Focused efforts also need to be made to bolster the mental health of young people, students, the unemployed and those who already have a mental health diagnosis. While front-line mental health services have been prioritised in the recent federal budget, we need to focus on early interventions that are both scalable and meet the unique needs of young people, who are less likely to seek help than other age groups.
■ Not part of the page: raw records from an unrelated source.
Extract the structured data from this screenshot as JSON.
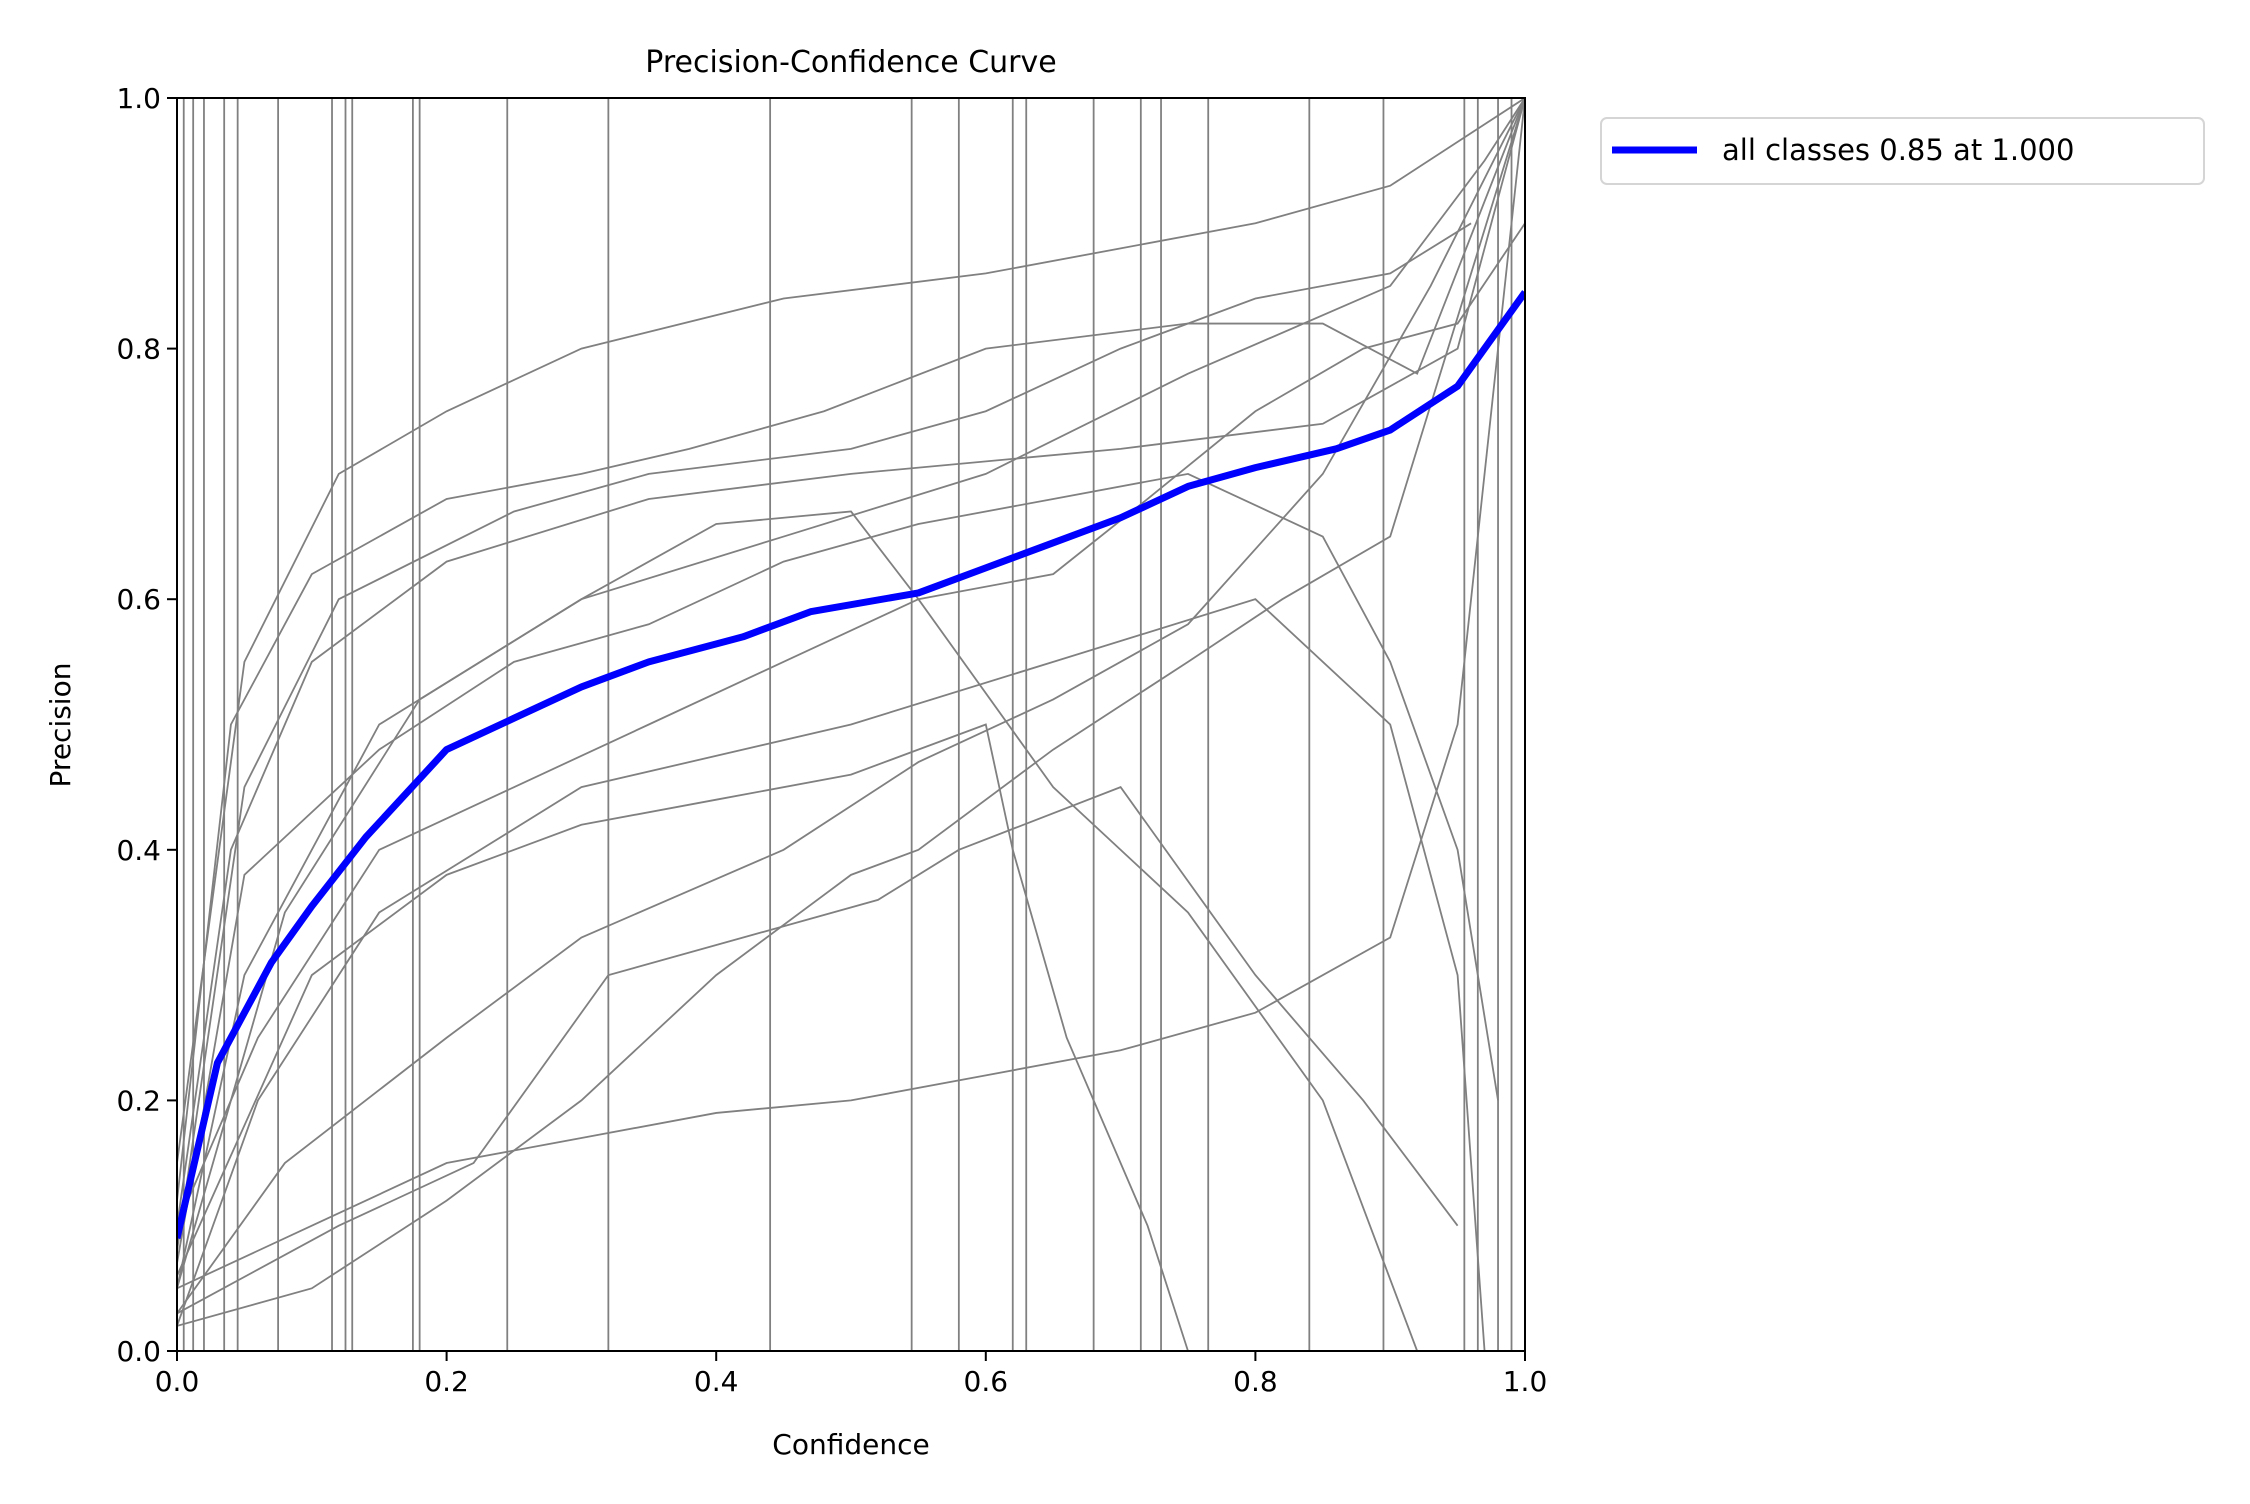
{
  "chart_data": {
    "type": "line",
    "title": "Precision-Confidence Curve",
    "xlabel": "Confidence",
    "ylabel": "Precision",
    "xlim": [
      0,
      1
    ],
    "ylim": [
      0,
      1
    ],
    "xticks": [
      "0.0",
      "0.2",
      "0.4",
      "0.6",
      "0.8",
      "1.0"
    ],
    "yticks": [
      "0.0",
      "0.2",
      "0.4",
      "0.6",
      "0.8",
      "1.0"
    ],
    "grid": false,
    "legend_placement": "outside-top-right",
    "colors": {
      "all_classes": "#0000ff",
      "per_class": "#808080"
    },
    "series": [
      {
        "name": "all classes 0.85 at 1.000",
        "points": [
          [
            0,
            0.09
          ],
          [
            0.03,
            0.23
          ],
          [
            0.07,
            0.31
          ],
          [
            0.1,
            0.355
          ],
          [
            0.14,
            0.41
          ],
          [
            0.2,
            0.48
          ],
          [
            0.25,
            0.505
          ],
          [
            0.3,
            0.53
          ],
          [
            0.35,
            0.55
          ],
          [
            0.42,
            0.57
          ],
          [
            0.47,
            0.59
          ],
          [
            0.55,
            0.605
          ],
          [
            0.6,
            0.625
          ],
          [
            0.65,
            0.645
          ],
          [
            0.7,
            0.665
          ],
          [
            0.75,
            0.69
          ],
          [
            0.8,
            0.705
          ],
          [
            0.86,
            0.72
          ],
          [
            0.9,
            0.735
          ],
          [
            0.95,
            0.77
          ],
          [
            0.97,
            0.8
          ],
          [
            1.0,
            0.845
          ]
        ]
      }
    ],
    "class_series": [
      [
        [
          0,
          0.05
        ],
        [
          0.05,
          0.3
        ],
        [
          0.15,
          0.5
        ],
        [
          0.3,
          0.6
        ],
        [
          0.45,
          0.65
        ],
        [
          0.6,
          0.7
        ],
        [
          0.75,
          0.78
        ],
        [
          0.9,
          0.85
        ],
        [
          0.97,
          0.95
        ],
        [
          1,
          1
        ]
      ],
      [
        [
          0,
          0.1
        ],
        [
          0.04,
          0.4
        ],
        [
          0.1,
          0.55
        ],
        [
          0.2,
          0.63
        ],
        [
          0.35,
          0.68
        ],
        [
          0.5,
          0.7
        ],
        [
          0.7,
          0.72
        ],
        [
          0.85,
          0.74
        ],
        [
          0.95,
          0.8
        ],
        [
          1,
          1
        ]
      ],
      [
        [
          0,
          0.02
        ],
        [
          0.06,
          0.2
        ],
        [
          0.15,
          0.35
        ],
        [
          0.3,
          0.45
        ],
        [
          0.5,
          0.5
        ],
        [
          0.65,
          0.55
        ],
        [
          0.8,
          0.6
        ],
        [
          0.9,
          0.5
        ],
        [
          0.95,
          0.3
        ],
        [
          0.97,
          0
        ]
      ],
      [
        [
          0,
          0.05
        ],
        [
          0.1,
          0.1
        ],
        [
          0.2,
          0.15
        ],
        [
          0.3,
          0.17
        ],
        [
          0.4,
          0.19
        ],
        [
          0.5,
          0.2
        ],
        [
          0.6,
          0.22
        ],
        [
          0.7,
          0.24
        ],
        [
          0.8,
          0.27
        ],
        [
          0.9,
          0.33
        ],
        [
          0.95,
          0.5
        ],
        [
          1,
          1
        ]
      ],
      [
        [
          0,
          0.15
        ],
        [
          0.05,
          0.55
        ],
        [
          0.12,
          0.7
        ],
        [
          0.2,
          0.75
        ],
        [
          0.3,
          0.8
        ],
        [
          0.45,
          0.84
        ],
        [
          0.6,
          0.86
        ],
        [
          0.7,
          0.88
        ],
        [
          0.8,
          0.9
        ],
        [
          0.9,
          0.93
        ],
        [
          1,
          1
        ]
      ],
      [
        [
          0,
          0.03
        ],
        [
          0.08,
          0.15
        ],
        [
          0.2,
          0.25
        ],
        [
          0.3,
          0.33
        ],
        [
          0.45,
          0.4
        ],
        [
          0.55,
          0.47
        ],
        [
          0.65,
          0.52
        ],
        [
          0.75,
          0.58
        ],
        [
          0.85,
          0.7
        ],
        [
          0.93,
          0.85
        ],
        [
          1,
          1
        ]
      ],
      [
        [
          0,
          0.05
        ],
        [
          0.08,
          0.35
        ],
        [
          0.18,
          0.52
        ],
        [
          0.3,
          0.6
        ],
        [
          0.4,
          0.66
        ],
        [
          0.5,
          0.67
        ],
        [
          0.55,
          0.6
        ],
        [
          0.65,
          0.45
        ],
        [
          0.75,
          0.35
        ],
        [
          0.85,
          0.2
        ],
        [
          0.92,
          0
        ]
      ],
      [
        [
          0,
          0.08
        ],
        [
          0.05,
          0.45
        ],
        [
          0.12,
          0.6
        ],
        [
          0.25,
          0.67
        ],
        [
          0.35,
          0.7
        ],
        [
          0.5,
          0.72
        ],
        [
          0.6,
          0.75
        ],
        [
          0.7,
          0.8
        ],
        [
          0.8,
          0.84
        ],
        [
          0.9,
          0.86
        ],
        [
          0.96,
          0.9
        ]
      ],
      [
        [
          0,
          0.02
        ],
        [
          0.1,
          0.05
        ],
        [
          0.2,
          0.12
        ],
        [
          0.3,
          0.2
        ],
        [
          0.4,
          0.3
        ],
        [
          0.5,
          0.38
        ],
        [
          0.55,
          0.4
        ],
        [
          0.65,
          0.48
        ],
        [
          0.75,
          0.55
        ],
        [
          0.82,
          0.6
        ],
        [
          0.9,
          0.65
        ],
        [
          1,
          1
        ]
      ],
      [
        [
          0,
          0.1
        ],
        [
          0.06,
          0.25
        ],
        [
          0.15,
          0.4
        ],
        [
          0.25,
          0.45
        ],
        [
          0.35,
          0.5
        ],
        [
          0.45,
          0.55
        ],
        [
          0.55,
          0.6
        ],
        [
          0.65,
          0.62
        ],
        [
          0.72,
          0.68
        ],
        [
          0.8,
          0.75
        ],
        [
          0.88,
          0.8
        ],
        [
          0.95,
          0.82
        ],
        [
          1,
          0.9
        ]
      ],
      [
        [
          0,
          0.06
        ],
        [
          0.1,
          0.3
        ],
        [
          0.2,
          0.38
        ],
        [
          0.3,
          0.42
        ],
        [
          0.4,
          0.44
        ],
        [
          0.5,
          0.46
        ],
        [
          0.6,
          0.5
        ],
        [
          0.62,
          0.4
        ],
        [
          0.66,
          0.25
        ],
        [
          0.72,
          0.1
        ],
        [
          0.75,
          0
        ]
      ],
      [
        [
          0,
          0.12
        ],
        [
          0.04,
          0.5
        ],
        [
          0.1,
          0.62
        ],
        [
          0.2,
          0.68
        ],
        [
          0.3,
          0.7
        ],
        [
          0.38,
          0.72
        ],
        [
          0.48,
          0.75
        ],
        [
          0.6,
          0.8
        ],
        [
          0.75,
          0.82
        ],
        [
          0.85,
          0.82
        ],
        [
          0.92,
          0.78
        ],
        [
          1,
          1
        ]
      ],
      [
        [
          0,
          0.03
        ],
        [
          0.12,
          0.1
        ],
        [
          0.22,
          0.15
        ],
        [
          0.32,
          0.3
        ],
        [
          0.42,
          0.33
        ],
        [
          0.52,
          0.36
        ],
        [
          0.58,
          0.4
        ],
        [
          0.7,
          0.45
        ],
        [
          0.8,
          0.3
        ],
        [
          0.88,
          0.2
        ],
        [
          0.95,
          0.1
        ]
      ],
      [
        [
          0,
          0.07
        ],
        [
          0.05,
          0.38
        ],
        [
          0.15,
          0.48
        ],
        [
          0.25,
          0.55
        ],
        [
          0.35,
          0.58
        ],
        [
          0.45,
          0.63
        ],
        [
          0.55,
          0.66
        ],
        [
          0.65,
          0.68
        ],
        [
          0.75,
          0.7
        ],
        [
          0.85,
          0.65
        ],
        [
          0.9,
          0.55
        ],
        [
          0.95,
          0.4
        ],
        [
          0.98,
          0.2
        ]
      ]
    ],
    "vertical_drops": [
      0.005,
      0.012,
      0.02,
      0.035,
      0.045,
      0.075,
      0.115,
      0.125,
      0.13,
      0.175,
      0.18,
      0.245,
      0.32,
      0.44,
      0.545,
      0.58,
      0.62,
      0.63,
      0.68,
      0.715,
      0.73,
      0.765,
      0.84,
      0.895,
      0.955,
      0.965,
      0.98,
      0.99
    ]
  }
}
In particular, evidence-based, technology-enabled solutions that can offer complementary mental health support in an accessible and scalable manner will be crucial.

While the cost of responding to mental health risks may seem significant, the long-term cost of inaction – socially and economically – is too high for us to wait.

* The “COVID-19 CARE (Connected Activated Resilient & Engaged) Study” is being carried out by Dr Julie Ji, Dr Julian Basanovic, and Professor Colin MacLeod at the University of Western Australia’s School of Psychological Science, in collaboration with the Forrest Research Foundation and Minderoo Foundation.

Fiona David
Julie Ji
by Fiona David & Julie Ji

Fiona was appointed as the inaugural Research Chair of Minderoo Foundation in 2018. In her previous role as Executive Director of Global Research for Minderoo Foundation’s Walk Free, Fiona led the team that created the Global Slavery Index, from its 1st to 4th edition. A lawyer and criminologist, Fiona has worked for more than twenty years at the intersection of crime, law reform and human rights.

Julie Ji is a Forrest Research Fellow in Psychological Science at UWA. She completed her PhD at the University of Cambridge, and was one of two fellows appointed in the 2017 inaugural fellowship round.